Татьяна не разобрала слов, но, даже задыхаясь, почувствовала тяжелое дыхание Андрея, наполненное ненавистью и винным угаром. Свет керосиновой лампы играл в зеркале. Теряя сознание, Татьяна повернула глаза и посмотрела в него. Полуобнаженная, с разорванной пополам ночной рубашкой, с шубой, лежащей на коленях, с руками, беспомощно протянутыми к шее, на которой сомкнулась рука Андрея, Татьяна поймала свой взгляд в зеркале.
«Господи, помилуй», — слабея, молилась она.
И тут она неожиданно для себя присмотрелась к отражению Андрея в зеркале. В глазах у Татьяны все плыло, расходилось кругами. В зеркале свет фонаря отражался, как казалось ей, слишком ярко. Но Татьяна сделала над собой усилие. Теряя сознание, она разглядела его глаза. Это не были глаза ее брата — в них не отражался свет фонаря, они не блестели, не бегали по сторонам, не смотрели в одну точку. Их просто не было, сколько бы она ни вглядывалась в зеркало. Вот ее глаза, кричащие недоумением, смирением и беспомощностью — и его, никакие, отсутствующие, пустые.
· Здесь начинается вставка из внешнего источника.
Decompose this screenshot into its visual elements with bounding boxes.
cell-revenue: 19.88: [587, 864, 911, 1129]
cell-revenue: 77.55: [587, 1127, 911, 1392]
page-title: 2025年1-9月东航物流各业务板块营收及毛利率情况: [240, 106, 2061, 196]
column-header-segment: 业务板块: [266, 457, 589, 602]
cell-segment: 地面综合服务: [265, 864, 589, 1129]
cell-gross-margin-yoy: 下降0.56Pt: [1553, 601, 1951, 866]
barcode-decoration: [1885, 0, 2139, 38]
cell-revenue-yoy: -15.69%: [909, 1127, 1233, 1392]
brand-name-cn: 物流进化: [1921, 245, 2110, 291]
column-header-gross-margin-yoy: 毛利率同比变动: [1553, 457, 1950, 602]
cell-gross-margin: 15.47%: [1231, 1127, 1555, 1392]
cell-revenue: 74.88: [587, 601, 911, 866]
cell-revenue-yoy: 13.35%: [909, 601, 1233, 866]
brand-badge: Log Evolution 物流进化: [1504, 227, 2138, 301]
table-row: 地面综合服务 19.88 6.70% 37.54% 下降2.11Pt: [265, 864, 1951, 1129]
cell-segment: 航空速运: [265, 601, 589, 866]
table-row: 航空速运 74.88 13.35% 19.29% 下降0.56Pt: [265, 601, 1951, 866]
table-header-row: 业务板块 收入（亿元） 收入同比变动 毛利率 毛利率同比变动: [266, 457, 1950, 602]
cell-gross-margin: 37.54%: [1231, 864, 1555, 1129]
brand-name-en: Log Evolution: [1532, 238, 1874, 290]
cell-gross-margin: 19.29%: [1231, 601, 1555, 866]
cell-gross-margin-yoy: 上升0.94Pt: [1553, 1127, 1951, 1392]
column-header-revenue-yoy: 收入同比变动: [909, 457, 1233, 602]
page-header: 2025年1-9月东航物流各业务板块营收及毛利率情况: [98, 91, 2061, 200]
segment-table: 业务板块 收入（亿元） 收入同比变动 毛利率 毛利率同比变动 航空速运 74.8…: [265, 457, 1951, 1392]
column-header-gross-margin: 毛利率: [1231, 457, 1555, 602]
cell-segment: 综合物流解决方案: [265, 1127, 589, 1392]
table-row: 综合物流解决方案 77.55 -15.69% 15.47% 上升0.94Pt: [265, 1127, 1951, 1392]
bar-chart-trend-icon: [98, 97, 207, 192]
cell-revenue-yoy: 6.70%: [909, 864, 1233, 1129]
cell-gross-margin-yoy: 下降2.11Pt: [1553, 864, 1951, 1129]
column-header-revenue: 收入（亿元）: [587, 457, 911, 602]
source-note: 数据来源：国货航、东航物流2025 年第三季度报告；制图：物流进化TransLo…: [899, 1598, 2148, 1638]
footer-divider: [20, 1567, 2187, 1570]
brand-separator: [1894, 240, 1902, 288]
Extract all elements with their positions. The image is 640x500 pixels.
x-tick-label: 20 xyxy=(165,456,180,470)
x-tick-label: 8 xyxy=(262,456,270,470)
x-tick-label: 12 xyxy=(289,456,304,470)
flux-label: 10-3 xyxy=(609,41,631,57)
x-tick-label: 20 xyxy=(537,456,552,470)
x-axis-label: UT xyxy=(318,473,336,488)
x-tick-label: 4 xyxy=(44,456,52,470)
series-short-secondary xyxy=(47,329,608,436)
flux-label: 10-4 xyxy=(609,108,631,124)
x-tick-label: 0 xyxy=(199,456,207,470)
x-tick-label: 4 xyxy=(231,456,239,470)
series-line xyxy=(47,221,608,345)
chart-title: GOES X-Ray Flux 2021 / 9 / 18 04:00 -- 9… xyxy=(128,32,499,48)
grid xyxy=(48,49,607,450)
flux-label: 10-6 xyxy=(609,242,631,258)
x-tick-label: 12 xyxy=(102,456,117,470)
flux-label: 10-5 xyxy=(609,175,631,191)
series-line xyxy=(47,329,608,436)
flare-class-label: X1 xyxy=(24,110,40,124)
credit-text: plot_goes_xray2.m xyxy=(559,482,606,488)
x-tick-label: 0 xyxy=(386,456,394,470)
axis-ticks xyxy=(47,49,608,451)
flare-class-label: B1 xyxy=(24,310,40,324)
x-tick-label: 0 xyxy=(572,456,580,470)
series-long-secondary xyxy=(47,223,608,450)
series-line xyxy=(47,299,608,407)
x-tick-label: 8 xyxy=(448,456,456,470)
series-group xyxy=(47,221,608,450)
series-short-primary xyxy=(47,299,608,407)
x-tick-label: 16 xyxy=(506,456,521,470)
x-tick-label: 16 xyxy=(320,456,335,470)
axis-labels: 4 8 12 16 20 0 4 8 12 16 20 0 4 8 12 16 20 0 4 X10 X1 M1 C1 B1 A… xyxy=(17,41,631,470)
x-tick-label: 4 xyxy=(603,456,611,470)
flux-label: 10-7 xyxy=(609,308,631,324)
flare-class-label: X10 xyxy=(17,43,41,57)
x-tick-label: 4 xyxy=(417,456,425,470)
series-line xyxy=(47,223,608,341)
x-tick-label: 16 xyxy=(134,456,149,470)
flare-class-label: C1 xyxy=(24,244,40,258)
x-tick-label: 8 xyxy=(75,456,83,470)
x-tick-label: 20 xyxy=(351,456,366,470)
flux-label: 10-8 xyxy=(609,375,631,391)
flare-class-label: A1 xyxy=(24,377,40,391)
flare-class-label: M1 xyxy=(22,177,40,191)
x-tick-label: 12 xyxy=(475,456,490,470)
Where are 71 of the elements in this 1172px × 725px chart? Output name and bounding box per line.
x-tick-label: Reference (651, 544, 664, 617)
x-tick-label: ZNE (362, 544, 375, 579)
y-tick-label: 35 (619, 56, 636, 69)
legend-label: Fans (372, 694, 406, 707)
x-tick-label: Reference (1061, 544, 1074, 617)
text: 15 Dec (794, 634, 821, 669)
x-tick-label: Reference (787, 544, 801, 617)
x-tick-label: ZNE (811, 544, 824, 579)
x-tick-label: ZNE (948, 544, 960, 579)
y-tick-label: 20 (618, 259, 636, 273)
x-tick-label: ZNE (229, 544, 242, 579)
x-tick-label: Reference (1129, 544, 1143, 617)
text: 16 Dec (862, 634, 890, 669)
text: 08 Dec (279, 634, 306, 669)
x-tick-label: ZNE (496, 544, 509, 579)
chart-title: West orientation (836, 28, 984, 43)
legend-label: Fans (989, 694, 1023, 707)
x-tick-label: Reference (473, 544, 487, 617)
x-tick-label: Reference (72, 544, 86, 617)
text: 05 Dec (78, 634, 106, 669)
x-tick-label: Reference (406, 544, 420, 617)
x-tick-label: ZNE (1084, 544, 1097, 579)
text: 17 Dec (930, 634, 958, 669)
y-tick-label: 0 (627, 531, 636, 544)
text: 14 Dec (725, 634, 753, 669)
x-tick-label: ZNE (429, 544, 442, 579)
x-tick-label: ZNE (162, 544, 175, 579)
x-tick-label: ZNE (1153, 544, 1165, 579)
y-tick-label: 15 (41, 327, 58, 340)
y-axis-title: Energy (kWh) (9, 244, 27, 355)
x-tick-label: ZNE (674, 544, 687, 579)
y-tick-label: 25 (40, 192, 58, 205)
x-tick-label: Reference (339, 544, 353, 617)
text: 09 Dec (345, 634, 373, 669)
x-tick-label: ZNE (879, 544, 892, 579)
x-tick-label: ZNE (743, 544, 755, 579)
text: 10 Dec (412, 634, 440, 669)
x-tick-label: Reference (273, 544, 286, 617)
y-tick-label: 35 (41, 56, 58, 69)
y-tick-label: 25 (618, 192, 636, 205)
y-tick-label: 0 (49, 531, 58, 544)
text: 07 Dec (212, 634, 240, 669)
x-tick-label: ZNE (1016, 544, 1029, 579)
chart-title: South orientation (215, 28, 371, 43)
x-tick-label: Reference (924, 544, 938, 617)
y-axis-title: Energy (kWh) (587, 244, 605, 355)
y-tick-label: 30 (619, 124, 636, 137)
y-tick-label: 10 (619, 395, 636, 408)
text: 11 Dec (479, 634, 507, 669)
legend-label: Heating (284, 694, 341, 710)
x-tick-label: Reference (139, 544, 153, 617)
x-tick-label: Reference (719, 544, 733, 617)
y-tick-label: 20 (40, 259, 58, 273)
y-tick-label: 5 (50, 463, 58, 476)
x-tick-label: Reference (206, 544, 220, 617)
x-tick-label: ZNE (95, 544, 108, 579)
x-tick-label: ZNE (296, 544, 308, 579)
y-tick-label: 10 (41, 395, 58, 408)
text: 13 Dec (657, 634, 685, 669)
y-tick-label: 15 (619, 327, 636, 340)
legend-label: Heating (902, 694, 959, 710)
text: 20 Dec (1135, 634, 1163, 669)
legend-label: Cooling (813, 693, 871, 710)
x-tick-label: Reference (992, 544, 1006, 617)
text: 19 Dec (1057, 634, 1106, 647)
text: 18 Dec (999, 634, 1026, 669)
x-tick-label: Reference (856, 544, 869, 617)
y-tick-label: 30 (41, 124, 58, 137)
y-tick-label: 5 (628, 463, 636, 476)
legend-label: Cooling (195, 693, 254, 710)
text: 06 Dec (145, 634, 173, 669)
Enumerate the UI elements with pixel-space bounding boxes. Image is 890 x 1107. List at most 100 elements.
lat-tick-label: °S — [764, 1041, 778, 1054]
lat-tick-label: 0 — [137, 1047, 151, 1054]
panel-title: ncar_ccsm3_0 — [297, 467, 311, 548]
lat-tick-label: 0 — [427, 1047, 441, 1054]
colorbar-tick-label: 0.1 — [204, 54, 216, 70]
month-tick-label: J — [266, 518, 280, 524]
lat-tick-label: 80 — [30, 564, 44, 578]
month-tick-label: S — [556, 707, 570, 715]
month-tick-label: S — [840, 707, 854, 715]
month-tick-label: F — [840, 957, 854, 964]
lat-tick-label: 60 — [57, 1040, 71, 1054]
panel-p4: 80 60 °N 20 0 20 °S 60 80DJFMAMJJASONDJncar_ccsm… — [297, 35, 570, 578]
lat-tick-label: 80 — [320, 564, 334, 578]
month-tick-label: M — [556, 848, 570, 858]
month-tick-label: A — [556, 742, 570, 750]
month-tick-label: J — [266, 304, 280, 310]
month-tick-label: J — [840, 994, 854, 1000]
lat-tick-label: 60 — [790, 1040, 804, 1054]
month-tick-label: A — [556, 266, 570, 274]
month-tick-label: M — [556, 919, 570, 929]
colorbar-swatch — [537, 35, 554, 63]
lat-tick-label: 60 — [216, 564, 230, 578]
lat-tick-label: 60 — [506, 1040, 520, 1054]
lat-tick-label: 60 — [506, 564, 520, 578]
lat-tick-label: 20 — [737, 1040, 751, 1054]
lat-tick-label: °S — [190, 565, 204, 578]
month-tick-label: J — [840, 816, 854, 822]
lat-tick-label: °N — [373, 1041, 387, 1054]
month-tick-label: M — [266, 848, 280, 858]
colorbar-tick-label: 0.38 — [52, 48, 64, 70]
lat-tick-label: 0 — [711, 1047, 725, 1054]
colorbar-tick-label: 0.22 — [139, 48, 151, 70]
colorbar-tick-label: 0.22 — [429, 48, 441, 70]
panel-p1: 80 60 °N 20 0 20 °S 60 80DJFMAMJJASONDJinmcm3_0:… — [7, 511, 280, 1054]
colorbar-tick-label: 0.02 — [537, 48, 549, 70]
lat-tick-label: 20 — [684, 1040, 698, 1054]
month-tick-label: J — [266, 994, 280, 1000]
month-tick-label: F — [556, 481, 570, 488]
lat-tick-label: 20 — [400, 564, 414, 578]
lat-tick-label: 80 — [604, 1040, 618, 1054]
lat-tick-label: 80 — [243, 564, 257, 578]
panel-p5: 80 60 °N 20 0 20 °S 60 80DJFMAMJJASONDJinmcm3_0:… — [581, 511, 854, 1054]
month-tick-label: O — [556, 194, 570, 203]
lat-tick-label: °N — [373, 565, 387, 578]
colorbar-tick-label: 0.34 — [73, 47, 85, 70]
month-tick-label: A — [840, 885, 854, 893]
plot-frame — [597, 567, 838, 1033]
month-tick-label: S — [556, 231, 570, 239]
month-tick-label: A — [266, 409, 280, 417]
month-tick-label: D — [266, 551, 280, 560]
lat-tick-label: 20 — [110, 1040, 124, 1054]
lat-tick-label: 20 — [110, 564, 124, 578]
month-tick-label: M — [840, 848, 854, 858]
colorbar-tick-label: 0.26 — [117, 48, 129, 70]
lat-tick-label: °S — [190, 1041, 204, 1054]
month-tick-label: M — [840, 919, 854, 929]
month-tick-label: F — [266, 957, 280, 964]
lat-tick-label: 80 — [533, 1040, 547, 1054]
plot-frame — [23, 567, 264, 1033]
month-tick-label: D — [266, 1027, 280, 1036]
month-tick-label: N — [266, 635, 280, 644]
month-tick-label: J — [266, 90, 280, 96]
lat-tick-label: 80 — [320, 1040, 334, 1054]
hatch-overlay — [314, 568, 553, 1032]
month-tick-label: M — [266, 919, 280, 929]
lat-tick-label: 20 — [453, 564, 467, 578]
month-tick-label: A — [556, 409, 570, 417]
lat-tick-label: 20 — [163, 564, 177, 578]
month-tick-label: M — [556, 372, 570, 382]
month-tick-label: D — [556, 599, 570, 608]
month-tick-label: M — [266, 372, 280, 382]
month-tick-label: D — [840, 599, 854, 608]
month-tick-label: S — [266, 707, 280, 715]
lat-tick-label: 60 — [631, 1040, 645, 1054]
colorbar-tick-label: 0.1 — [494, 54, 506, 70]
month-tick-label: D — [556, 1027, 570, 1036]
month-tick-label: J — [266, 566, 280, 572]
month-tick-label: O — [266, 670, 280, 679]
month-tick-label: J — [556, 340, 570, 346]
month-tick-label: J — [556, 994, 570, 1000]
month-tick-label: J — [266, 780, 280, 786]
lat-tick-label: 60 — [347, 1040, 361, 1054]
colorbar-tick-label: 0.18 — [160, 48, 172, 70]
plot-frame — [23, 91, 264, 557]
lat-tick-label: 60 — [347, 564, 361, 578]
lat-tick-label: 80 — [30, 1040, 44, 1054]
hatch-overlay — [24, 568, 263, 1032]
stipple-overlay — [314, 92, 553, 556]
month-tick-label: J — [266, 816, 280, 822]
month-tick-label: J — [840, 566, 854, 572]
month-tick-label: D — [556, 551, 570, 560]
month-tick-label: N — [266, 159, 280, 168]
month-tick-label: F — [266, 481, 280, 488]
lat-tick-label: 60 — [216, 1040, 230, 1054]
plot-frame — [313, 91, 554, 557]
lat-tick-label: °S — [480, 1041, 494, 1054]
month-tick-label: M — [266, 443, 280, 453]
Ее руки слабели. Смотреть больше не хотелось. Никуда. Для Андрея это были какие-то секунды — схватил, сжал, желая подразнить, напугать, показать свою силу, свое превосходство. Для нее — целая вечность. Там, за границей этих самых нескольких секунд осталась Татьяна одна и появилась другая, жизнь которой была на волоске, в руках любимого брата.
— Проша… — прошептала Татьяна.
— Что? Что ты сказала, сестренка? — нет, Андрей, оказывается, прекрасно отдавал себе отчет в том, что делает и с кем.